An interesting study appeared online late last month in the journal Health Affairs on "Hospital Quality And Intensity Of Spending: Is There an Association?" Well, to break the suspense, the answer is yes—there is a connection: spending more money doesn't necessarily translate into better quality care. However, this is one issue that shouldn't be simplified too much as some reports of this study have done.
To put it in perspective, the study is significant because it is one of the first nationwide analyses ever of quality and spending at the level of the individual hospital. Followers of the Dartmouth Atlas of Health Care are familiar with studies into variations in costs and care among groups of hospitals across the country within certain regions. This makes the target even smaller.
The findings of this study could have an impact on the debate in Washington over healthcare reform legislation. The Dartmouth variation numbers have been cited frequently on Capitol Hill during health reform hearings.
Legislators and President Obama both have said that a reform plan must be able to control costs and expand access to high quality, affordable healthcare. In fact, on June 2, Obama said that he was going to discuss with key senators visiting the White House how to get "top notch quality, lower costs." This meant looking at organizations, for example, such as the Mayo Clinic in Rochester, MN, which is "able to provide some of the best health care services in the country at half or sometimes even less of the costs than some other areas where the quality is not as good," he said.
In the Health Affairs study, the data is drilled down into the hospitals themselves, which is called by the researchers "a more natural unit of analysis for reporting on and improving accountability."
The researchers, from Dartmouth and Harvard, used process of care quality measures [and not outcomes measures] from the Centers for Medicare and Medicaid Services Hospital Compare database.
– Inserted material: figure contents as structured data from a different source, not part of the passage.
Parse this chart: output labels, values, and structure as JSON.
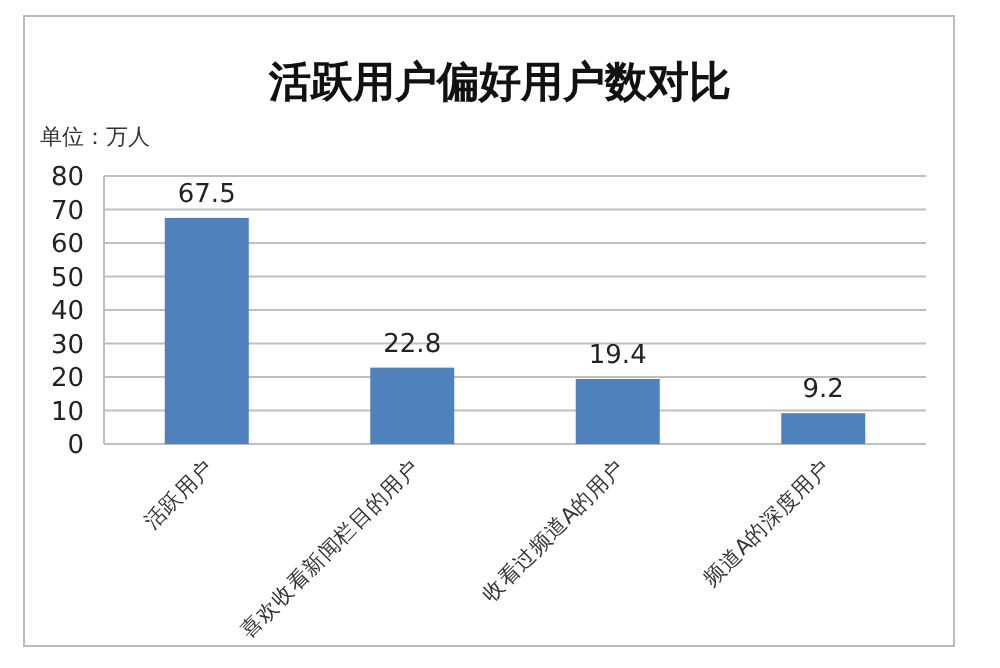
{
  "chart_data": {
    "type": "bar",
    "title": "活跃用户偏好用户数对比",
    "ylabel": "单位：万人",
    "categories": [
      "活跃用户",
      "喜欢收看新闻栏目的用户",
      "收看过频道A的用户",
      "频道A的深度用户"
    ],
    "values": [
      67.5,
      22.8,
      19.4,
      9.2
    ],
    "color": "#4f81bd",
    "ylim": [
      0,
      80
    ],
    "yticks": [
      0,
      10,
      20,
      30,
      40,
      50,
      60,
      70,
      80
    ],
    "grid": "y",
    "data_labels": true
  }
}
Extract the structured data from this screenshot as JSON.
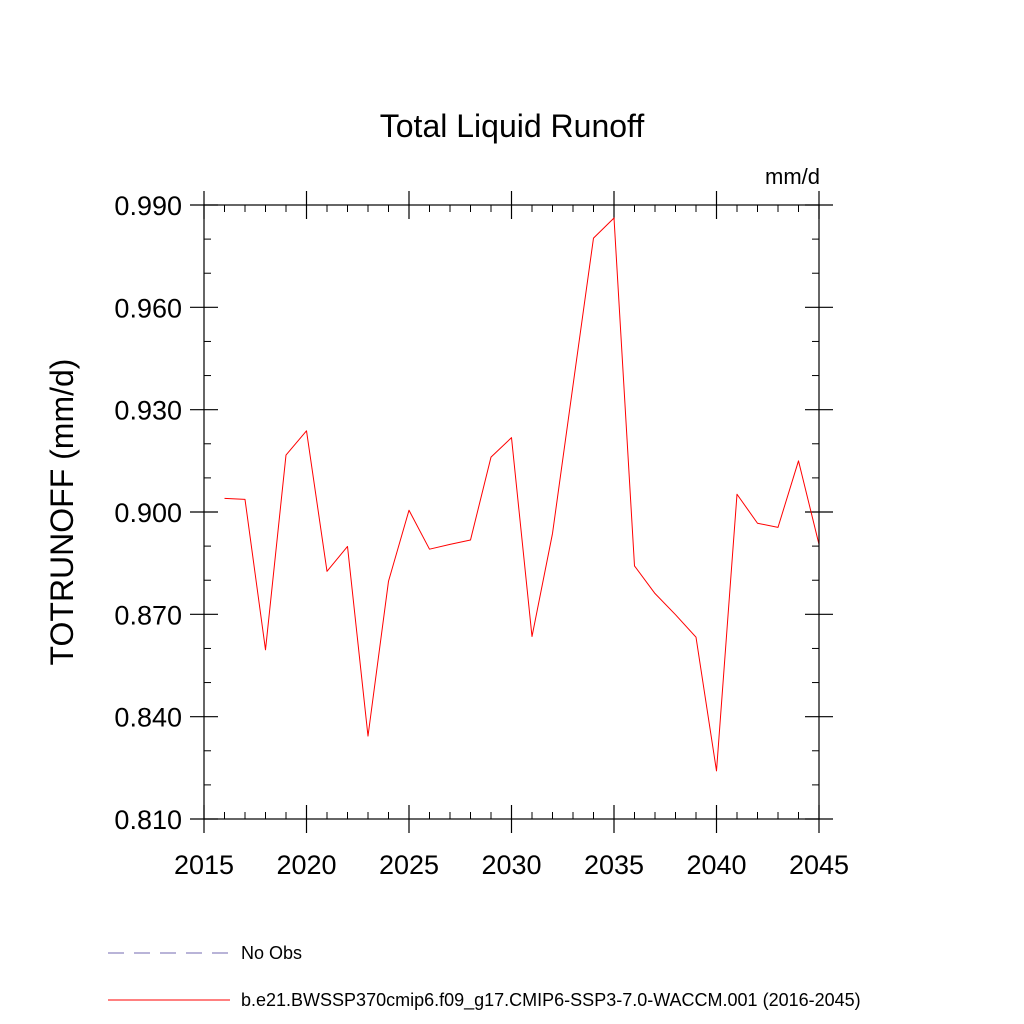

The measures focus on three major conditions: acute myocardial infarction (AMI), pneumonia, and congestive heart failure (CHF).
These measures are determined from the percentage of appropriate patients receiving "a specific, often low cost, evidence based therapy—depending on their conditions." Performances on these measures are compared to hospital level end of life spending based on spending for chronically ill patients age 65 years or older.
Eleven process measures provided at least 25 observations for a majority of hospitals: aspirin at arrival and at discharge and beta blocker prescription at arrival and at discharge (for AMI); assessment of left ventricular function, the provision of discharge instructions, and angiotensin converter enzyme (ACE) inhibitor or angiotensin receptor blocker (ARB) prescription for patients with left ventricular systolic dysfunction (LVSD) (congestive heart failure); blood culture performed before receiving the first antibiotic in the hospital, first dose of antibiotic within four hours of admission, initial antibiotic selected appropriately, and assessment of arterial oxygenation within twenty four hours of arrival (pneumonia).
The researchers constructed a measure of spending that reflected only the specific use of services to explain a large amount of hospital spending: number of hospital days, total physician visits, intensive care unit (ICU) days, and the ratio of specialist to primary care physician visits at the end of life. (This means that the influence of varying reimbursements linked to graduate medical education, Medicare disproportionate share payments, and geographical price adjustments were removed.)
What they found after all this is that by examining process of care measures, hospitals that provide more intensive and costly care do not necessarily provide better quality care—as measured by the percentage of patients who are given evidence based treatments.
In more concrete figures, the study found that among a fifth of hospitals that spent the least, the cost of end of life care was $16,059 on average. In comparison, the cost of end of life care at the top 20% bracket of highest spending hospitals was $34,742 on average.
The researchers noted that the results might be skewed because the quality indicators they used might penalize hospitals that treat sicker patients. In addition, the study used process of care measures instead of patient outcomes which could yield different results if they were used. However, it helps demonstrate how differences in costs—and care—can be more carefully observed hospital by hospital.